Friday, 16 December 2016

Excuse Me. Sorry. Sorry. Sorry.

I never noticed it before, how often women apologise, but I suspect it’s always been like that. 

Look at me, for example.  Here I am with a real live diagnosis, for which there’s an actual NHS clinic they let me attend only because I was probed and prodded & bled to prove I’m medically in need.  Nevertheless, a diagnosis I never name here because I secretly believe I’m malingering. 

I’m sorry.  I have a tall, long-eared imaginary illness named Harvey. 

Graffiti in Canterbury
Maybe this general propensity to apologise is more obvious to me because since the election, more women have stopped sitting with ankles demurely crossed, waiting for Rhett to give us equal pay.  They’ve begun to unapologetically ACT,  & when they do, they tell their stories – the dramatic plot arcs that rise & fall on the commute home.  The times they themselves were Boudica, or the times they froze in the face of unfairness.  The small day-to-day heroes & villains that are only known because women tell other women about them.  Wonderful stories that Harvey & I never getting tired of reading, ever scrolling for more. 

Yet when some women talk about themselves, whether they’ve physically protected another person, or bought some bigot his lunch, some women preface what they say with an apology.  They’re sorry for speaking out, sorry they aren’t deprived enough.  Aren’t non-white enough.  Aren’t glass-ceiling-ed enough.  Aren’t verbally abused enough.  Terrified enough.  Isolated enough.  Sexually assaulted enough. 

They often say they didn’t do enough.  Like we’re not ever supposed to be tired.  Never supposed to get ground down.  Never supposed to be too afraid or too inexperienced or too out of our depth to know what to do. 

Women are supposed to fix everything.  A helluva price to pay for not having a penis.

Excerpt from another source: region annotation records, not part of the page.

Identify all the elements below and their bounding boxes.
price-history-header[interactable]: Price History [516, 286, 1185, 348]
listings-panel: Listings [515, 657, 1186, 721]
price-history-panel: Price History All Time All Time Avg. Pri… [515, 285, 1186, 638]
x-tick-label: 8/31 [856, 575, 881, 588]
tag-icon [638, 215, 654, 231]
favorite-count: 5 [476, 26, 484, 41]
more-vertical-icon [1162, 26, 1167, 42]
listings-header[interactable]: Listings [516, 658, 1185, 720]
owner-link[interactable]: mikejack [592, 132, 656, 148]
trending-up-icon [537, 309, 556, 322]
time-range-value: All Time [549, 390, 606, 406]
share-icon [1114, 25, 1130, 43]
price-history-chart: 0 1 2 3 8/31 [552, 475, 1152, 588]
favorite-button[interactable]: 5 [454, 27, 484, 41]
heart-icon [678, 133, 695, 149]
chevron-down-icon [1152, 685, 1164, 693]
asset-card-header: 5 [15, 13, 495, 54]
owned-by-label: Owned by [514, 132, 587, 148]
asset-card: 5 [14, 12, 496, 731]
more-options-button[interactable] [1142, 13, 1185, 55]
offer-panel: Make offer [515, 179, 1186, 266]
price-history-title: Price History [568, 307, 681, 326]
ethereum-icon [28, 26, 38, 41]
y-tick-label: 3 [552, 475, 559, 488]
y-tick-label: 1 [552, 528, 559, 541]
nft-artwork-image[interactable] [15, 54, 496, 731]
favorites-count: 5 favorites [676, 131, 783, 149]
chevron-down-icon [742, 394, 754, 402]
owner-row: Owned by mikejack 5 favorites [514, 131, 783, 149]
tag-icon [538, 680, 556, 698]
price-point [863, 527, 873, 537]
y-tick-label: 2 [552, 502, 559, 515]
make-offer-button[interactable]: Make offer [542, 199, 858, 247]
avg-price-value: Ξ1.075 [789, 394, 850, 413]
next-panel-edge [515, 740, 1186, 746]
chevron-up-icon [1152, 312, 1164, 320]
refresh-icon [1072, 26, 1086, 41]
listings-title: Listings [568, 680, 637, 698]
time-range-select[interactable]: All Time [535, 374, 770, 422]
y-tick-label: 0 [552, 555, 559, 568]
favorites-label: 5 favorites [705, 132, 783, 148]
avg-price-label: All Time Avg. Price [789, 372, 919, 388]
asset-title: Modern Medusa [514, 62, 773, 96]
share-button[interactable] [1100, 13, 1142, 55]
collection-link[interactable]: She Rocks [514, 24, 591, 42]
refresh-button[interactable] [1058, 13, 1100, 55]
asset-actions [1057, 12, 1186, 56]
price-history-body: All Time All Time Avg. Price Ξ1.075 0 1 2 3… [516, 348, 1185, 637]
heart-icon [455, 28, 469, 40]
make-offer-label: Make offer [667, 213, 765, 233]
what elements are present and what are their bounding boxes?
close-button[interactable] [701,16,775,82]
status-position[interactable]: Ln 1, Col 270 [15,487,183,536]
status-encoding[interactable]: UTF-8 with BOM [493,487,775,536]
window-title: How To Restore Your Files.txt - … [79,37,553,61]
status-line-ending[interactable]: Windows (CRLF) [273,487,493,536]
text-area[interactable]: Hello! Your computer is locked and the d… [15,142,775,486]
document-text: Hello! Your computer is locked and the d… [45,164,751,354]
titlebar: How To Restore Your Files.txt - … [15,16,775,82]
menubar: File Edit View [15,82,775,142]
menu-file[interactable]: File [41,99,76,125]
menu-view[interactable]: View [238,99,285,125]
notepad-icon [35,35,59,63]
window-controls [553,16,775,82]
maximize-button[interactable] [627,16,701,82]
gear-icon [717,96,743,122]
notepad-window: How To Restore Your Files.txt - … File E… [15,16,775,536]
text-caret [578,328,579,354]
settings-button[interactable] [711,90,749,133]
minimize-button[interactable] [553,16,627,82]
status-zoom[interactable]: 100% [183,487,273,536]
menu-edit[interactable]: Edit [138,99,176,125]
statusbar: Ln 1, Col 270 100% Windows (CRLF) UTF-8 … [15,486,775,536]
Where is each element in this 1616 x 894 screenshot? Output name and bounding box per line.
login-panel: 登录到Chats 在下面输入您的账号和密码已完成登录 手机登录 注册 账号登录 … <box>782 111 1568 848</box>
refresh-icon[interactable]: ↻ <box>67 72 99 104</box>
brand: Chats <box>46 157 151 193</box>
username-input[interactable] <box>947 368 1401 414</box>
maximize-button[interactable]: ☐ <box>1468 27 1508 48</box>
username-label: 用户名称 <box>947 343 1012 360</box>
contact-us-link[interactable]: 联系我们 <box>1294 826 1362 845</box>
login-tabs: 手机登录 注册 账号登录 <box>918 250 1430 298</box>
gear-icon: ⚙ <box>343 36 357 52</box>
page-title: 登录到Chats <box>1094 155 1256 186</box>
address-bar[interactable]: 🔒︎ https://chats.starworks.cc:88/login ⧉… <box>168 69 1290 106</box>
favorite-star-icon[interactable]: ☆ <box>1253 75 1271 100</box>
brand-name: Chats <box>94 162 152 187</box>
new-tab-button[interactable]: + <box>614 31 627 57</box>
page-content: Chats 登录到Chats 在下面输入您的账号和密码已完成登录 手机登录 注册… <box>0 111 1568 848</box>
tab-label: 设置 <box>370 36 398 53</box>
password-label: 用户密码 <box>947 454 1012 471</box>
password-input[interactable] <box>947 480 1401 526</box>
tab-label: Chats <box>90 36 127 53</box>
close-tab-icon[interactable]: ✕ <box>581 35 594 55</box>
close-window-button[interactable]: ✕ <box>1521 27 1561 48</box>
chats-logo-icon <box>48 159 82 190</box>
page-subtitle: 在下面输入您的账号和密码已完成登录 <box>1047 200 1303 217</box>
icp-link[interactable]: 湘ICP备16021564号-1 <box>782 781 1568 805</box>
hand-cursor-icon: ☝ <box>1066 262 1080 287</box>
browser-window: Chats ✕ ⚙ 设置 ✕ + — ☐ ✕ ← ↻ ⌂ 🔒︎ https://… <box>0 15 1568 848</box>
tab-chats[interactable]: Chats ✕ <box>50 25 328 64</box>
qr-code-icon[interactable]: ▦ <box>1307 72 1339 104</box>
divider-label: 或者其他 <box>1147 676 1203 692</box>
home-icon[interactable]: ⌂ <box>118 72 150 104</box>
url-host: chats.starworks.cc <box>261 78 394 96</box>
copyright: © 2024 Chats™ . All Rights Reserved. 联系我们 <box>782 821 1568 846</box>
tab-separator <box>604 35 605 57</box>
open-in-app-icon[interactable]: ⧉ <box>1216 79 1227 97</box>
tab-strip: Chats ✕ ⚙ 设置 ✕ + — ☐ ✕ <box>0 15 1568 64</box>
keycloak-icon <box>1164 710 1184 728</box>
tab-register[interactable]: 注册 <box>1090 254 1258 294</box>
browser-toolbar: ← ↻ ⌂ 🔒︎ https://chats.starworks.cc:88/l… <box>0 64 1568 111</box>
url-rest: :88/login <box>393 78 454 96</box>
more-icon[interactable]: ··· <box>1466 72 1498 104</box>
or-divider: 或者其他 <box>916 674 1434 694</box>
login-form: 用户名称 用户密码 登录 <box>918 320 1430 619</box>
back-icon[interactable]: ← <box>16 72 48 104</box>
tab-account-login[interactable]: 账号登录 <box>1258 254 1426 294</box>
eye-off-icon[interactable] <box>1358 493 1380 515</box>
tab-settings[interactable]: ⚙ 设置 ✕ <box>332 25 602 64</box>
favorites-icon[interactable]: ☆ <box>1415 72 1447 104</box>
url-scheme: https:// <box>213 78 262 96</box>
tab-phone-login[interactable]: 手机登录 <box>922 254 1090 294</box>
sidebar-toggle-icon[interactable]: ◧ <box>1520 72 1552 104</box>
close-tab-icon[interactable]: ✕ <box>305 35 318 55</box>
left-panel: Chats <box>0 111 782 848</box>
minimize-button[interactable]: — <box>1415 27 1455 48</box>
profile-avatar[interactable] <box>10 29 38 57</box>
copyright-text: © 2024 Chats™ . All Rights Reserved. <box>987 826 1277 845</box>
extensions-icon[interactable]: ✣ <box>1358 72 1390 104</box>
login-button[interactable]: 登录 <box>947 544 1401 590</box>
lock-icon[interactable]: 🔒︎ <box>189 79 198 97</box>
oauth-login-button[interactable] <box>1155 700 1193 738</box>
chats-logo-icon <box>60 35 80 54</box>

When my son El Punko first transitioned a dozen or so years ago, he said that he didn't want trans-advocacy eating up his life.  He felt guilty about that, especially because as an FtM, he’s a minority inside a minority.  But he simply wanted to transition & get on with being.

I remember we were walking down a side street in Galway when he said this.  I remember the smell of wet pavement.  I remember how anguished he seemed. 

El Punko
I told him a story about my mother who raised 7 kids while working outside the home, running a 200 acre farm, being active in her church & community.  One Sunday after the animals were fed & the kids dressed, she threw on some clothes herself & took us to church where she directed the choir.  After the service, women thanked her for being the first one to wear a pantsuit to church.

My mother hadn’t thought about what she wore that day.  She’d been too busy trying to get through her morning.  And that’s what I told my son to do.  Be the best advocate he could by living the best life he could.

All these long years later, El Punko lives his life.  He’s never been a professional advocate, but he’s supported his share of transfolk along the way.  Several months ago, a straight white man spoke up in defence of transgender people, & claims he did so because he knew my son.

You might be tempted to think I practice what I preached.  But it’s Harvey who's taught me what El Punko knew way back then.  Every moment you spend doing something, is a moment you can’t spend doing something else.  But it’s not weighted equally, moment by moment.  Something you do now may take so much from you, that you don’t have anything left to give to later.  You have to choose.

So if ‘all’ you can do is raise your chillen to be decent human beings or sweep the floor without killing the bigot ranting hate in your work place, if all you can do is talk to a woman being harassed on a train or smile at someone who calls you a bad name or stop a LGBTQ+ kid from killing themselves or invite a refugee family to dinner, if the only thing you can do is sign a petition or give another person hope, then that’s your part of the story. 


Motto of St Francis of Assisi

Each little part done by each separate person, eventually gets the whole job finished.  Someday, someone’s going to do something good because you did what you were able to do.  

No one should apologise for that.  Not even you.